Five Finds on Friday: Caleb Warr


Today’s Five Finds on Friday come from Caleb Warr, chef of Tavola, which announced this week a sister relationship with acclaimed Tuscany restaurant Ristorante Il Falcone, as part of Charlottesville’s Sister Cities Program.  Among the highlights of the relationship is a June 11 street fair in front of Tavola with dishes inspired by Il Falcone chef Roberta Vivetta Cintelli, who will visit Tavola from June 6-11. Get your tasting tickets for the fair here. Warr’s picks:

1) Hellboy Pizza at Lampo.  “There are many great and interesting things coming out of this kitchen. I am always open to trying whatever the boys have going on down the street, but every time I go, the Hellboy is a must. A beautifully flavored crust with the spicy chili honey glaze . . . oh yea!”

2) Queso con Mermalada at MAS Tapas.  “The award winning Monte Enebro Goat Cheese from Spain, on top of their house made brioche and house apricot marmalade might be my favorite dish in Charlottesville. Pair this with one of the amazing Priorat wines on Tomas’ list, and I am in heaven!”

3)  Tea Smoked Duck with Fried Onions at Peter Chang’s.  “This has become my new favorite lunch spot, and since my first visit this dish has captured my attention. Super tasty, and highlighted with the spicy crispy onions, it is definitely one to try.”

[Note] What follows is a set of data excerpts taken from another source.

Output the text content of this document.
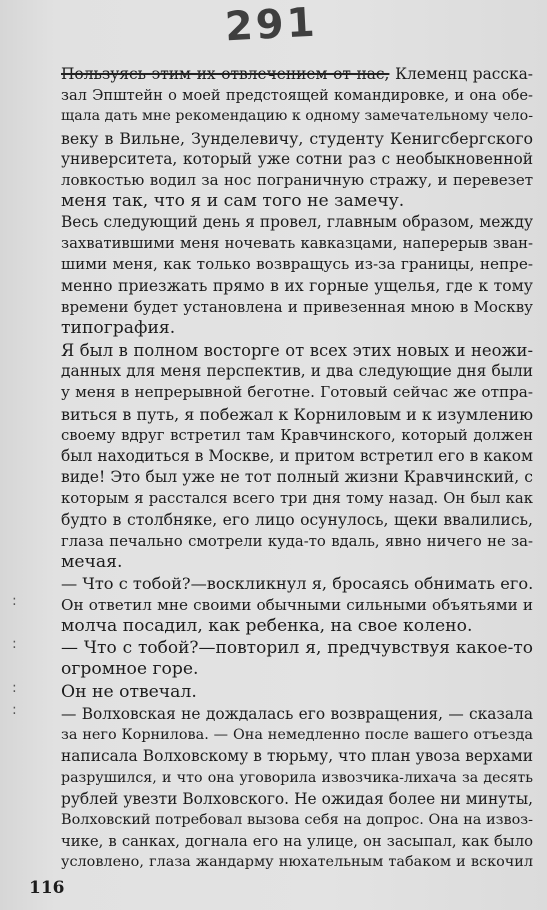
291
Пользуясь этим их отвлечением от нас, Клеменц расска-
зал Эпштейн о моей предстоящей командировке, и она обе-
щала дать мне рекомендацию к одному замечательному чело-
веку в Вильне, Зунделевичу, студенту Кенигсбергского
университета, который уже сотни раз с необыкновенной
ловкостью водил за нос пограничную стражу, и перевезет
меня так, что я и сам того не замечу.
Весь следующий день я провел, главным образом, между
захватившими меня ночевать кавказцами, наперерыв зван-
шими меня, как только возвращусь из-за границы, непре-
менно приезжать прямо в их горные ущелья, где к тому
времени будет установлена и привезенная мною в Москву
типография.
Я был в полном восторге от всех этих новых и неожи-
данных для меня перспектив, и два следующие дня были
у меня в непрерывной беготне. Готовый сейчас же отпра-
виться в путь, я побежал к Корниловым и к изумлению
своему вдруг встретил там Кравчинского, который должен
был находиться в Москве, и притом встретил его в каком
виде! Это был уже не тот полный жизни Кравчинский, с
которым я расстался всего три дня тому назад. Он был как
будто в столбняке, его лицо осунулось, щеки ввалились,
глаза печально смотрели куда-то вдаль, явно ничего не за-
мечая.
— Что с тобой?—воскликнул я, бросаясь обнимать его.
Он ответил мне своими обычными сильными объятьями и
молча посадил, как ребенка, на свое колено.
— Что с тобой?—повторил я, предчувствуя какое-то
огромное горе.
Он не отвечал.
— Волховская не дождалась его возвращения, — сказала
за него Корнилова. — Она немедленно после вашего отъезда
написала Волховскому в тюрьму, что план увоза верхами
разрушился, и что она уговорила извозчика-лихача за десять
рублей увезти Волховского. Не ожидая более ни минуты,
Волховский потребовал вызова себя на допрос. Она на извоз-
чике, в санках, догнала его на улице, он засыпал, как было
условлено, глаза жандарму нюхательным табаком и вскочил
:
:
:
:
116
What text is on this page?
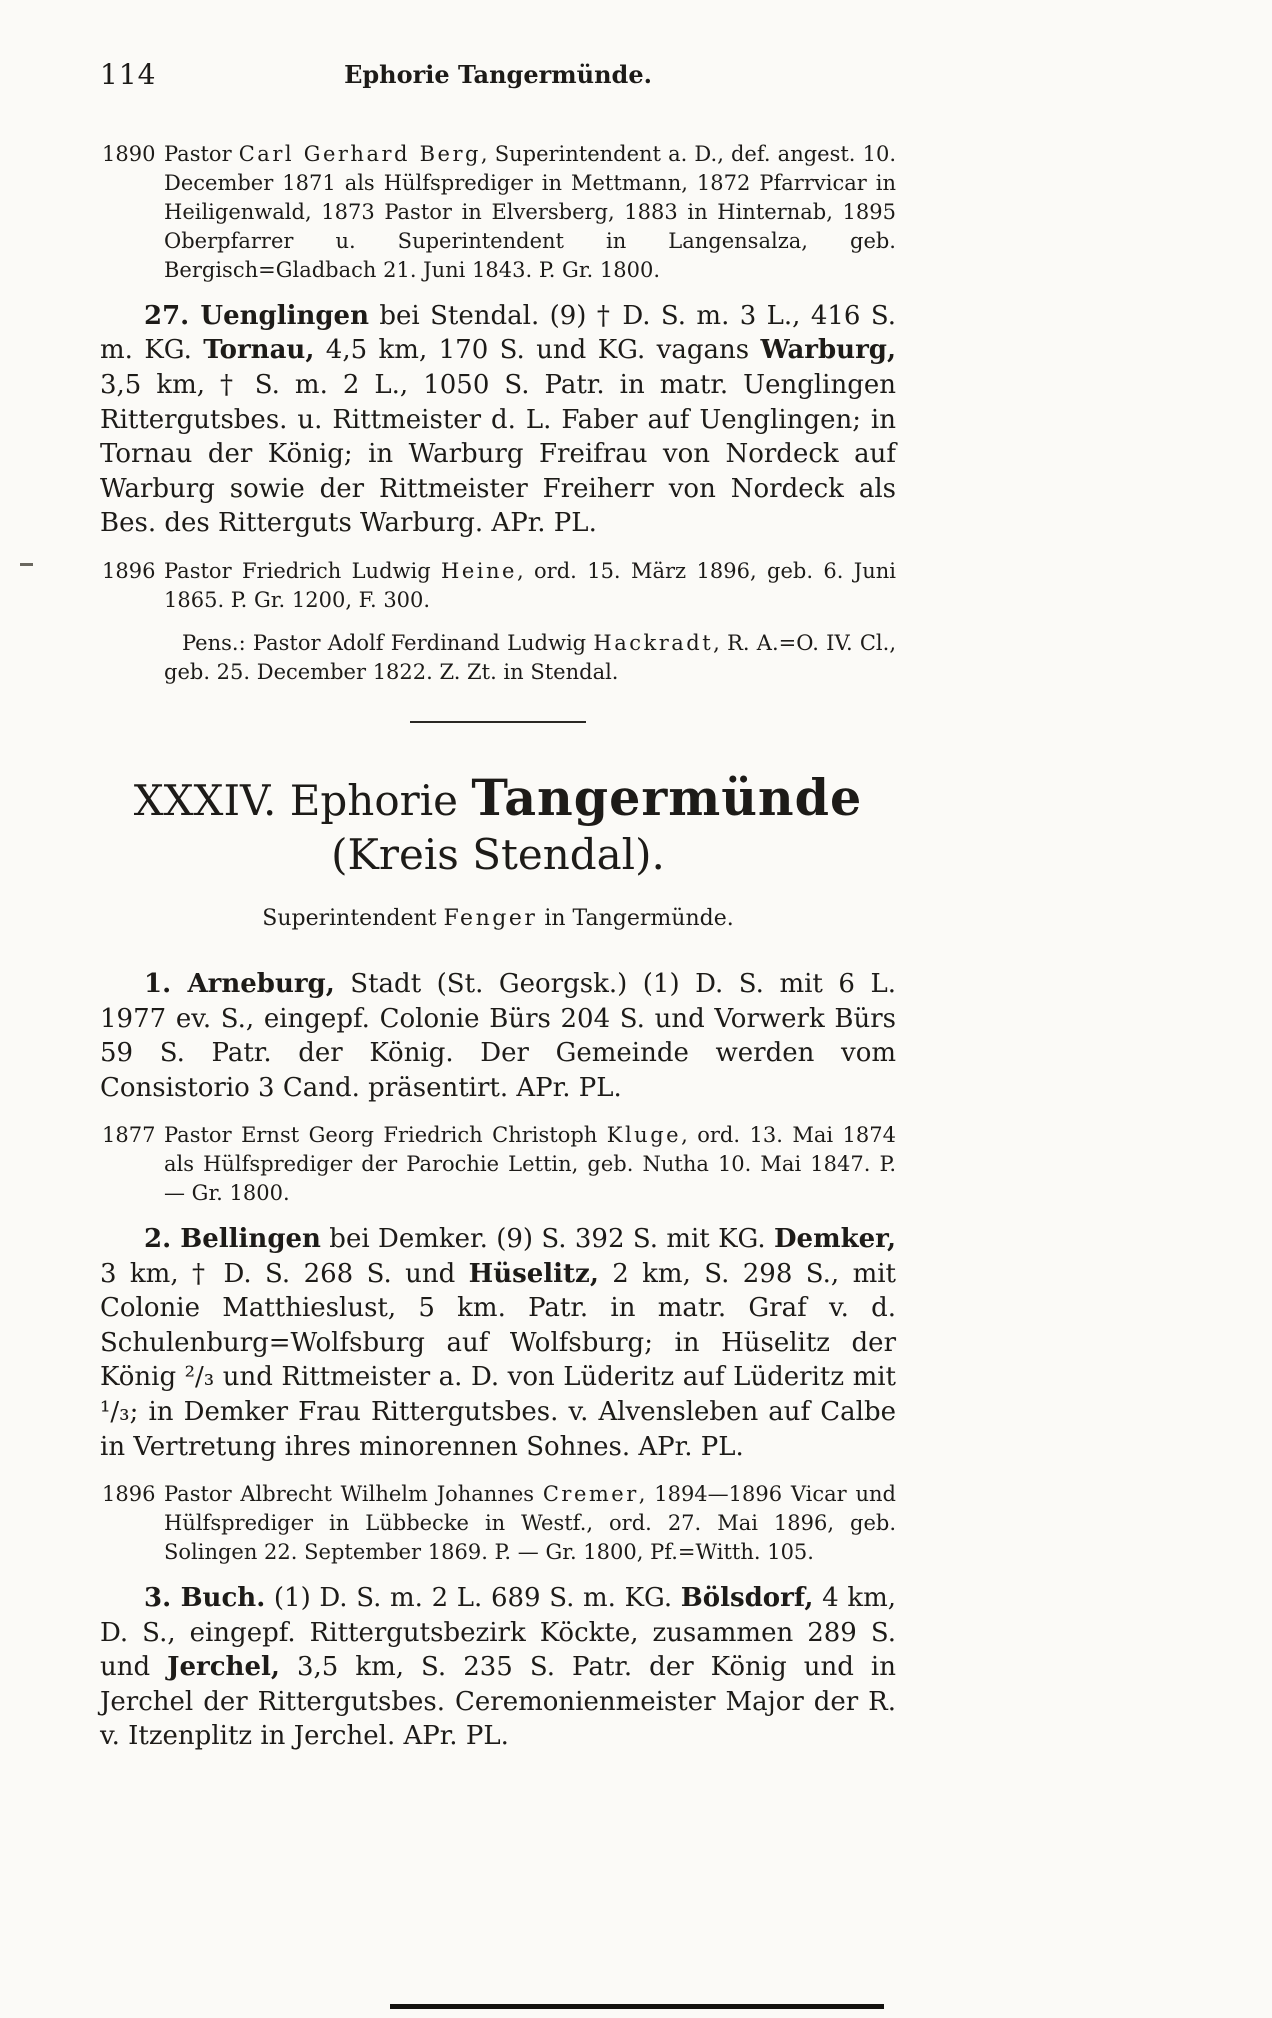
114	Ephorie Tangermünde.

1890 Pastor Carl Gerhard Berg, Superintendent a. D., def. angest. 10. December 1871 als Hülfsprediger in Mettmann, 1872 Pfarrvicar in Heiligenwald, 1873 Pastor in Elversberg, 1883 in Hinternab, 1895 Oberpfarrer u. Superintendent in Langensalza, geb. Bergisch=Gladbach 21. Juni 1843. P. Gr. 1800.

27. Uenglingen bei Stendal. (9) † D. S. m. 3 L., 416 S. m. KG. Tornau, 4,5 km, 170 S. und KG. vagans Warburg, 3,5 km, † S. m. 2 L., 1050 S. Patr. in matr. Uenglingen Rittergutsbes. u. Rittmeister d. L. Faber auf Uenglingen; in Tornau der König; in Warburg Freifrau von Nordeck auf Warburg sowie der Rittmeister Freiherr von Nordeck als Bes. des Ritterguts Warburg. APr. PL.

1896 Pastor Friedrich Ludwig Heine, ord. 15. März 1896, geb. 6. Juni 1865. P. Gr. 1200, F. 300.

Pens.: Pastor Adolf Ferdinand Ludwig Hackradt, R. A.=O. IV. Cl., geb. 25. December 1822. Z. Zt. in Stendal.

XXXIV. Ephorie Tangermünde (Kreis Stendal).

Superintendent Fenger in Tangermünde.

1. Arneburg, Stadt (St. Georgsk.) (1) D. S. mit 6 L. 1977 ev. S., eingepf. Colonie Bürs 204 S. und Vorwerk Bürs 59 S. Patr. der König. Der Gemeinde werden vom Consistorio 3 Cand. präsentirt. APr. PL.

1877 Pastor Ernst Georg Friedrich Christoph Kluge, ord. 13. Mai 1874 als Hülfsprediger der Parochie Lettin, geb. Nutha 10. Mai 1847. P. — Gr. 1800.

2. Bellingen bei Demker. (9) S. 392 S. mit KG. Demker, 3 km, † D. S. 268 S. und Hüselitz, 2 km, S. 298 S., mit Colonie Matthieslust, 5 km. Patr. in matr. Graf v. d. Schulenburg=Wolfsburg auf Wolfsburg; in Hüselitz der König ²/₃ und Rittmeister a. D. von Lüderitz auf Lüderitz mit ¹/₃; in Demker Frau Rittergutsbes. v. Alvensleben auf Calbe in Vertretung ihres minorennen Sohnes. APr. PL.

1896 Pastor Albrecht Wilhelm Johannes Cremer, 1894—1896 Vicar und Hülfsprediger in Lübbecke in Westf., ord. 27. Mai 1896, geb. Solingen 22. September 1869. P. — Gr. 1800, Pf.=Witth. 105.

3. Buch. (1) D. S. m. 2 L. 689 S. m. KG. Bölsdorf, 4 km, D. S., eingepf. Rittergutsbezirk Köckte, zusammen 289 S. und Jerchel, 3,5 km, S. 235 S. Patr. der König und in Jerchel der Rittergutsbes. Ceremonienmeister Major der R. v. Itzenplitz in Jerchel. APr. PL.
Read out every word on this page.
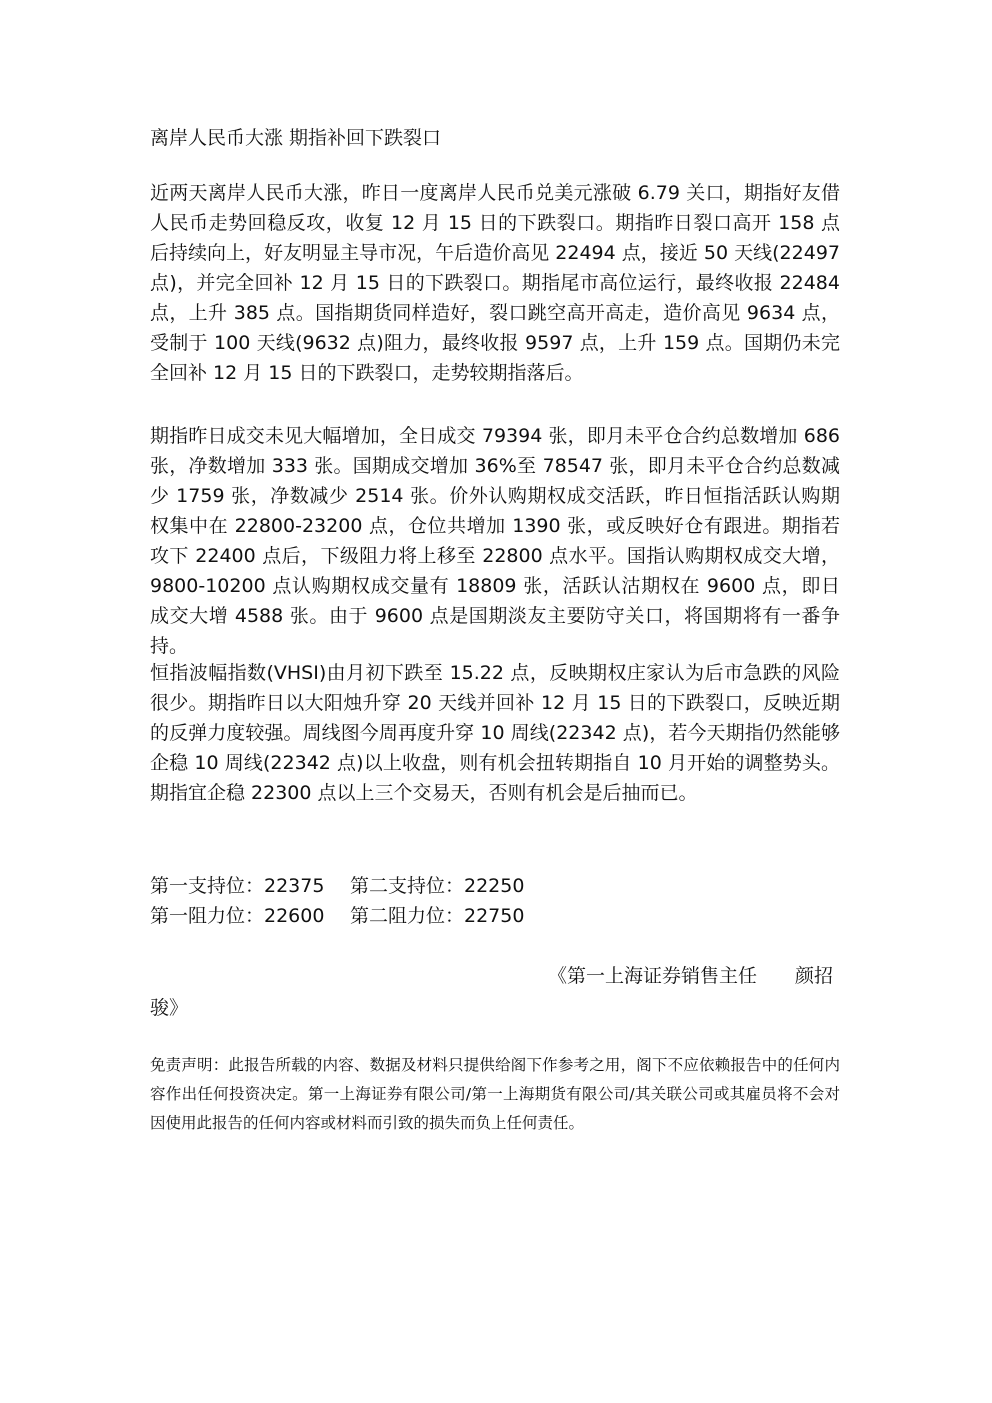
离岸人民币大涨 期指补回下跌裂口

近两天离岸人民币大涨，昨日一度离岸人民币兑美元涨破 6.79 关口，期指好友借人民币走势回稳反攻，收复 12 月 15 日的下跌裂口。期指昨日裂口高开 158 点后持续向上，好友明显主导市况，午后造价高见 22494 点，接近 50 天线(22497 点)，并完全回补 12 月 15 日的下跌裂口。期指尾市高位运行，最终收报 22484 点，上升 385 点。国指期货同样造好，裂口跳空高开高走，造价高见 9634 点，受制于 100 天线(9632 点)阻力，最终收报 9597 点，上升 159 点。国期仍未完全回补 12 月 15 日的下跌裂口，走势较期指落后。

期指昨日成交未见大幅增加，全日成交 79394 张，即月未平仓合约总数增加 686 张，净数增加 333 张。国期成交增加 36%至 78547 张，即月未平仓合约总数减少 1759 张，净数减少 2514 张。价外认购期权成交活跃，昨日恒指活跃认购期权集中在 22800-23200 点，仓位共增加 1390 张，或反映好仓有跟进。期指若攻下 22400 点后，下级阻力将上移至 22800 点水平。国指认购期权成交大增，9800-10200 点认购期权成交量有 18809 张，活跃认沽期权在 9600 点，即日成交大增 4588 张。由于 9600 点是国期淡友主要防守关口，将国期将有一番争持。

恒指波幅指数(VHSI)由月初下跌至 15.22 点，反映期权庄家认为后市急跌的风险很少。期指昨日以大阳烛升穿 20 天线并回补 12 月 15 日的下跌裂口，反映近期的反弹力度较强。周线图今周再度升穿 10 周线(22342 点)，若今天期指仍然能够企稳 10 周线(22342 点)以上收盘，则有机会扭转期指自 10 月开始的调整势头。期指宜企稳 22300 点以上三个交易天，否则有机会是后抽而已。

第一支持位：22375	第二支持位：22250
第一阻力位：22600	第二阻力位：22750
《第一上海证券销售主任　　颜招
骏》

免责声明：此报告所载的内容、数据及材料只提供给阁下作参考之用，阁下不应依赖报告中的任何内容作出任何投资决定。第一上海证券有限公司/第一上海期货有限公司/其关联公司或其雇员将不会对因使用此报告的任何内容或材料而引致的损失而负上任何责任。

4)  Chocolate Almond Croissant at MarieBette.  “As someone who loves to create delicious pastry, I always judge bakeries by their ability to succeed at this product. I have eaten countless takes on this item, and this is one of the best I have ever had. I make visits to MarieBette frequently just for it, and my staff knows to always buy me one when they are there. Working with laminated dough is difficult and to get the perfect texture is even harder. Then toss in chocolate, and the perfect amount of almond paste; these guys have got it down. This one product can turn a bad day completely around for me!”

5)  Pumpkin Ravioli at The Ivy Inn. ” There are too many things to list as great at The Ivy Inn. This one dish, which usually runs in the fall, has a special place in my journey at learning this craft. When I first began cooking, I was so blown away at how great pasta could be that I volunteered to work in Angelo’s kitchen, for free, several times to learn how to create this. I still try every now and then to spend some time with this awesome chef to get better at my craft, a true leader!”